Abbott died of AIDS in San Francisco in 1992.

Steve Abbott was raised in Lincoln, Nebraska, where he later studied literature at the University of Nebraska. Abbott dabbled in poetry, but eventually he stopped because his university studies did not encourage this. After graduating in 1967, he went to a Benedictine monastery for two years. Abbott then left the monastery, which he found corrupt, and drifted around France with a wealthy English friend.

By 1971, he had married and moved to Atlanta, where he began graduate studies at Emory University. In Atlanta he lived in a commune, had a daughter, and became involved in the civil rights and antiwar movements. With his wife's encouragement, Abbott "came out" and became involved in the gay liberation movement. In 1972, his wife was killed in a car accident. The same year Abbott also lost his first gay lover, who was killed by an AWOL marine.

Abbott started to write again after he and his daughter moved to San Francisco in 1973, where he was introduced to the poetry of Jack Spicer. Spicer's work showed Abbott that poetry was a way to get in touch with his gay identity. Abbott said that it was like being reborn. Poetry was his raison d'etre.


Photo by Robert Giard, Rights Notice: Copyright Jonathan G. Silin (jsilin@optonline.net)


1666 Page St, San Francisco, CA


545 Ashbury St, San Francisco, CA

The first poet he admired was Aaron Shurin. Shurin introduced Abbott to Robert Duncan's poem "Torso", which is about the poet's feelings for his lovers. Abbott was deeply moved and responded by writing a poem called "Wrecked Hearts". The poem was later to become the title poem to his first book of poetry, which he self-published in 1978. His second collection of poetry, Transmuting Gold, was published in the same year.

In 1979 Steve Abbott began to establish a reputation for himself both as a poet and as a critic. He founded Poetry Flash, a monthly poetry magazine that showcased the San Francisco Beat poetry scene. Shortly thereafter, however, Abbott began reading the work of Dennis Cooper, Kathy Acker, and other writers who excited him more than the Beat poets. Their writing, which grew from the avant-garde poetry and art scenes of San Francisco and New York, prompted Abbott to start Soup magazine in 1980 to showcase their work. Abbott later wrote about this growing group of writers called the "New Narrative Movement" in an article in Soup, an article that was subsequently published in his collection of essays, View Askew.

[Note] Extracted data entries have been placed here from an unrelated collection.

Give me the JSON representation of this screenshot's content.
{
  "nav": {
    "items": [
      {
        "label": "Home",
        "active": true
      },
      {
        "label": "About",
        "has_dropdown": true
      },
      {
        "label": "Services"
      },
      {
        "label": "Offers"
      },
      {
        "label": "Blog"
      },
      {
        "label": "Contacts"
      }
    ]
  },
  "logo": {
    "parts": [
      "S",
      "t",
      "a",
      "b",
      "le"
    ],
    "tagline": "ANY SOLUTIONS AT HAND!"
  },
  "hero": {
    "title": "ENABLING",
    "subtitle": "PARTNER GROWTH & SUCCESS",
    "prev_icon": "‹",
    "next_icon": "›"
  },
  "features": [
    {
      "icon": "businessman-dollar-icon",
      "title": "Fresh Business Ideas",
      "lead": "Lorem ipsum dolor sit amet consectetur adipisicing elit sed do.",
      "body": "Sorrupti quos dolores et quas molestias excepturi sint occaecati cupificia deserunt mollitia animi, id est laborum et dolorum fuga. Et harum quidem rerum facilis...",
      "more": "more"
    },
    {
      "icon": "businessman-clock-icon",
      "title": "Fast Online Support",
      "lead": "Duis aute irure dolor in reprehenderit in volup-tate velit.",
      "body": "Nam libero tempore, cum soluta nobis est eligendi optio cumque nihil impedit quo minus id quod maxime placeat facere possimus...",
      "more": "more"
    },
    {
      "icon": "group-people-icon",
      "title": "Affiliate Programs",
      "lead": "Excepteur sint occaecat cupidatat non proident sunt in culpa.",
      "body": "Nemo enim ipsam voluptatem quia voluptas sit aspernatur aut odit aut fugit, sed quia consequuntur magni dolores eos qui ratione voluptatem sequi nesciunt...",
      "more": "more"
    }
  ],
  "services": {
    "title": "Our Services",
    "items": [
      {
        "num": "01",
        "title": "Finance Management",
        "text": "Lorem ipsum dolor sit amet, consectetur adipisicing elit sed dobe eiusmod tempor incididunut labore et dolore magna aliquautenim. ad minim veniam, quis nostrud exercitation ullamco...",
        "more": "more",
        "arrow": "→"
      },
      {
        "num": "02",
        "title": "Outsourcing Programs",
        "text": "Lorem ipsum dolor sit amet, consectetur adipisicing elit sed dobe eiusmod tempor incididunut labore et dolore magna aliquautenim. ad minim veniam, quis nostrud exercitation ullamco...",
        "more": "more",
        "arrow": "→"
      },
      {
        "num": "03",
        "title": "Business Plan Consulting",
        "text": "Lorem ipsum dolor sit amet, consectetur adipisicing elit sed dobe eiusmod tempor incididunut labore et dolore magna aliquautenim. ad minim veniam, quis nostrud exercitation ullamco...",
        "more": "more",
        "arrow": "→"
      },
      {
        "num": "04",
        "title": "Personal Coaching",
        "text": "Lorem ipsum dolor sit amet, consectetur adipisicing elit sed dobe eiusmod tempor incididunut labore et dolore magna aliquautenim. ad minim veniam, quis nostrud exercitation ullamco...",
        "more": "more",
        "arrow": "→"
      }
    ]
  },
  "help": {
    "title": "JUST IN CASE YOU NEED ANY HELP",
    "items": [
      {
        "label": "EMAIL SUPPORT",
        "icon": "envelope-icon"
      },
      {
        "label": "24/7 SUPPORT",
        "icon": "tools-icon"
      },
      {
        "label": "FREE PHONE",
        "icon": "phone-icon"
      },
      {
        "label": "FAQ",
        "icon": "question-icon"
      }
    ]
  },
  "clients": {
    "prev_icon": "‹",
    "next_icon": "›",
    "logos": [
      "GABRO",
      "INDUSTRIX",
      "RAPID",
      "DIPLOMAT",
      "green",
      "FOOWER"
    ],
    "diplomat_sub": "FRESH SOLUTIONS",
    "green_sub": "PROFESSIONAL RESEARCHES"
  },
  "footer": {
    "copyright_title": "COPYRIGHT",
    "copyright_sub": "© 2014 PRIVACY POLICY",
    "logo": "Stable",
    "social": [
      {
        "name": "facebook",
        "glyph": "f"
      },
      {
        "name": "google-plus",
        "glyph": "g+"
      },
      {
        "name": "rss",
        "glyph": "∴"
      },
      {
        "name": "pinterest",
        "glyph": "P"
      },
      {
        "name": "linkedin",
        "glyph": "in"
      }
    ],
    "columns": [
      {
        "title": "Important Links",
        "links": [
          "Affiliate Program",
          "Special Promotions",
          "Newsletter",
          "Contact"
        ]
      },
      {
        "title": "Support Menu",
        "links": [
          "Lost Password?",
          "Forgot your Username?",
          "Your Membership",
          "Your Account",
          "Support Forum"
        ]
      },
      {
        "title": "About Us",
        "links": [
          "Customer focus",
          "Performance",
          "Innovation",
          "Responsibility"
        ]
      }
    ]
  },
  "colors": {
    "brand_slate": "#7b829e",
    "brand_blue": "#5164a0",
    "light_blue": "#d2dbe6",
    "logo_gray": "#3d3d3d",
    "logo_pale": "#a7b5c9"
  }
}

This new narrative writing, which Abbott had characterized as "speaking to and creating community" while agonizing over those responsabilities and as employing "deconstructive writing techniques and popular culture to show how personality is constructed" (a letter to the author dated 10 February 1991), became influential in Abbott's subsequent works. After publishing his last collection of poetry, Stretching the Agape Bra, he started to write a pastiche-style prose, first introduced to him by the work of Kathy Acker. Like other new narrative writing, Abbott's fiction arised from a grid of autobiographical snippets.

During the 1980s he also wrote essays and book reviews, as well as conducted interviews for The Advocate and The James White Review. Abbott's work had also been published in numerous gay 'zines like Homocore and the Dear World. Abbott had published two chapbooks, Lives of the Poets and Skinny Trip to a Far Place, and a novel, Holy Terror. An excerpt from his novel, The Lizard Club, appeared in Dennis Cooper's anthology, Discontents. His work also appeared in several anthologies including Homeless, not Helpless, An Ear of the Ground, and Men Confront Pornography.

Steve Abbott's collection of essays, View Askew, could be seen as his best work. The book's informal essays are often as much about him and his life in San Francisco as they are about their subjects. In approach View Askew is similar to his novels. However, Abbott here explicitly addressed his questions and concerns about art, life and community.

In that book, Abbott also revealed his HIV-positive status in the last section of the epilogue, where he recounted caring for a friend with AIDS:

Because I'm antibody positive, I know I'll be in J.D.'s position myself someday - still alive but fading with little control of body and mind. We all die differently, just as well all live differently. I don't know what it will be like for me but I'm no longer afraid. I still feel angry, frustrated or self-pitying sometimes - often over the most trivial incidents - but when I'm with J.D. these feelings drop away. And I'm filled with such a profound gratitude to be alive, to be Gay and to have the friends I have and have had that I cannot explain it.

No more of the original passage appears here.